Accusée d’avoir intercepté des échanges privés et d’avoir menti pour nourrir de nombreux articles à scandale, la société éditrice du Daily Mail échappe à une condamnation en justice.
Accusée d’avoir intercepté des échanges privés et d’avoir menti pour nourrir de nombreux articles à scandale, la société éditrice du Daily Mail échappe à une condamnation en justice.
Par Maxime Birken avec AFP

MATTHEW KAY / AFP
Les deux hommes cherchaient à faire condamner des tabloïds britanniques pour avoir utilisé des méthodes illégales pour nourrir leurs articles à scandale.
EN BREF
• La Haute Cour de Londres a tranché le 7 juillet dans le procès du prince Harry, d’Elton John et d’autres célébrités contre Associated Newspapers Limited, éditeur du Daily Mail.
• Ils accusaient ANL d’avoir intercepté messages vocaux et conversations, via des détectives privés, pour des articles publiés entre 1993 et 2018.

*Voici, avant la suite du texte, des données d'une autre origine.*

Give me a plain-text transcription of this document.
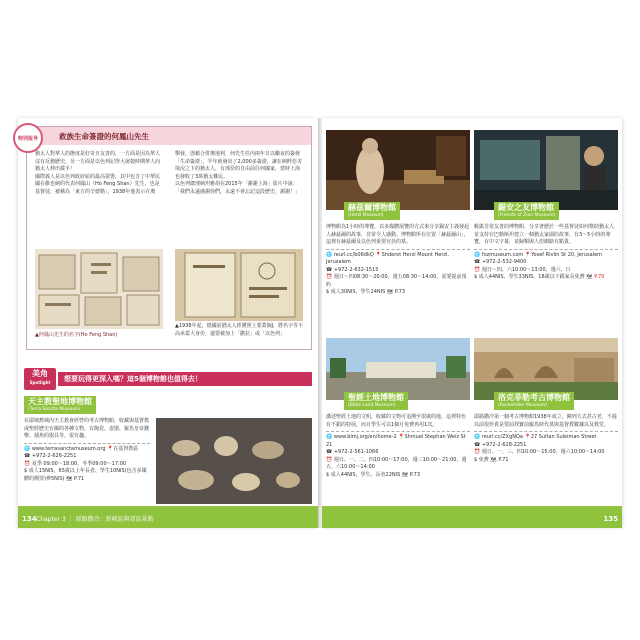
特别报导	救族生命簽證的何鳳山先生
猶太人對華人的態度是好奇且友善的，一方面是因為華人沒有反猶歷史，另一方面是以色列記得大屠殺時期華人向猶太人伸出援手！
國際義人是以色列政府給的最高榮譽，其中包含了中華民國在維也納的代表何鳳山（Ho Feng Shan）先生，也是基督徒，被稱為「東方的辛德勒」，1938年他表示在奧
擊發，憑藉合併奧地利，何先生任內兩年日以繼夜的簽發「生命簽證」，半年就發出了2,000多簽證，讓在納粹惡劣境況之下的猶太人，有部份的自由前往何國家，當時上海也發收了3萬猶太難民。
以色列總理納坦雅胡在2015年「謝謝上海」影片中說：「我們永遠感謝你們，永遠不會忘記這段歷史，謝謝！」
▲何鳳山先生的名字(Ho Feng Shan)
▲1938年起，德國前猶太人經護照上要蓋個J，將名字等不高承蓋大身份，還要被加上「撒拉」或「以色列」
美角
Spotlight	想要玩得更深入嗎？這5個博物館也值得去！
天主教聖地博物館
(Terra Sancta Museum)
在耶城舊城內天主教會經營的考古博物館，收藏與基督教或聖經歷史有關的各種文物，有陶瓷、壺器、羅馬皇帝錢幣、捕魚的器具等，很有趣。
🌐 www.terrasanctamuseum.org 📍在基督教區
☎ +972-2-626-2251
⏰ 夏季 09:00～18:00、冬季09:00～17:00
$ 成人15NIS，65歲以上年長者、學生10NIS(包含多媒體的價票)參5NIS) 🗺 P.71
134 Chapter 3 ｜ 耶路撒冷：新城區與郊區景點
赫茲爾博物館
(Herzl Museum)
博物館為1小時的導覽，以多媒體展覽的方式來分享錫安主義發起人赫茲爾的故事，非常令人感動。博物館所在位置「赫茲爾山」，這裡有赫茲爾及以色列重要官員的墓。
🌐 reurl.cc/b06dkQ 📍Shderot Herzl Mount Herzl, Jerusalem
☎ +972-2-632-1515
⏰ 週日～四08:30～20:00，週五08:30～14:00，需要提前預約
$ 成人30NIS，學生24NIS 🗺 P.73
錫安之友博物館
(Friends of Zion Museum)
帆凱非常友善的博物館，分享著歷於一些基督徒如何幫助猶太人並支持在巴勒斯坦建立一個猶太家園的故事，有3～5小時的導覽，有中文字幕，並歸類與人但網路有點貴。
🌐 fozmuseum.com 📍Yosef Rivlin St 20, Jerusalem
☎ +972-2-532-9400
⏰ 週日～四、六10:00～13:00，週六、日
$ 成人44NIS，學生33NIS、18歲以下跟家長免費 🗺 P.70
聖經土地博物館
(Bible Land Museum)
講述聖經土地的文明，收藏的文物可追溯至很廣的地，這裡特色有不錯的特展，而且學生可以1個月免費再用1次。
🌐 www.blmj.org/en/home-2 📍Shmuel Stephan Weiz St 21
☎ +972-2-561-1066
⏰ 週日、一、二、四10:00～17:00，週三10:00～21:00，週五、六10:00～14:00
$ 成人44NIS，學生、長者22NIS 🗺 P.73
洛克菲勒考古博物館
(Rockefeller Museum)
耶路撒冷第一個考古博物館1938年成立，陳列方式甚古老，不過以前很珍貴是要前找寶前羅馬時代墓與基督教數據以及教堂。
🌐 reurl.cc/ZXgNQa 📍27 Sultan Suleiman Street
☎ +972-2-628-2251
⏰ 週日、一、三、四10:00～15:00，週六10:00～14:00
$ 免費 🗺 P.71
135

• Le jugement marque une défaite du duc de Sussex dans sa bataille contre les tabloïds.
La Haute Cour de Londres a tranché ce mardi 7 juillet dans l’affaire opposant le prince Harry et plusieurs stars britanniques au propriétaire du tabloïd Daily Mail dans le cadre d’un procès pour atteinte à la vie privée.
Ce procès opposait le fils cadet du roi Charles III, actuellement au Royaume-Uni, et d’autres célébrités comme Elton John ou l’actrice Elizabeth Hurley, à Associated Newspapers Limited (ANL), société éditrice du Daily Mail et du Mail on Sunday.
Selon la décision de la justice britannique rendue ce mardi, le prince Harry ainsi que la star de la pop ont perdu ce procès. « Les demandeurs n’ont pas réussi à apporter la preuve des allégations de collecte illégale d’informations qu’ils avaient formulées », a expliqué la Haute Cour londonienne.
Lors du procès, qui a duré plus de deux mois, ces personnalités médiatiques ont accusé les titres de presse appartenant à Associated Newspapers Limited d’avoir - notamment en recourant à des détectives privés - intercepté des messages vocaux, écouté des conversations téléphoniques ou encore menti, pour nourrir plus d’une cinquantaine d’articles publiés entre 1993 et 2018.
Il s’agissait du dernier procès intenté par Harry, qui mène depuis plusieurs années une croisade judiciaire contre la puissante presse tabloïde britannique. À la barre de la Haute Cour en janvier, au bord des larmes, le prince Harry avait accusé les tabloïds d’avoir rendu la vie de Meghan « absolument infernale ». Sachant que le fils de Charles III, qui vit désormais en Californie avec son épouse Meghan Markle et leurs deux enfants, tient les paparazzi pour responsables de la mort de sa mère Diana en 1997 à Paris.
De son côté, ANL assurait que ses journalistes avaient agi dans la légalité et s’étaient appuyés sur des sources légitimes pour écrire leurs articles. Le jugement représente « une victoire écrasante pour le Daily Mail et ses journalistes, ainsi que pour la liberté de la presse en général », s’est d’ailleurs félicité le groupe de presse dans un communiqué. « C’est une magnifique réhabilitation du journalisme du Daily Mail ».
C’est donc une défaite importante du duc de Sussex dans sa bataille contre les pratiques de la presse à scandale au moment où il effectue son retour très médiatisé dans son pays natal dans le cadre des préparatifs des Invictus Games prévus en 2027 à Birmingham. En décembre 2023, il avait alors obtenu la condamnation de la société éditrice du Daily Mirror. En janvier 2025, il avait trouvé un accord financier, pour un montant non dévoilé, avec le propriétaire du Sun.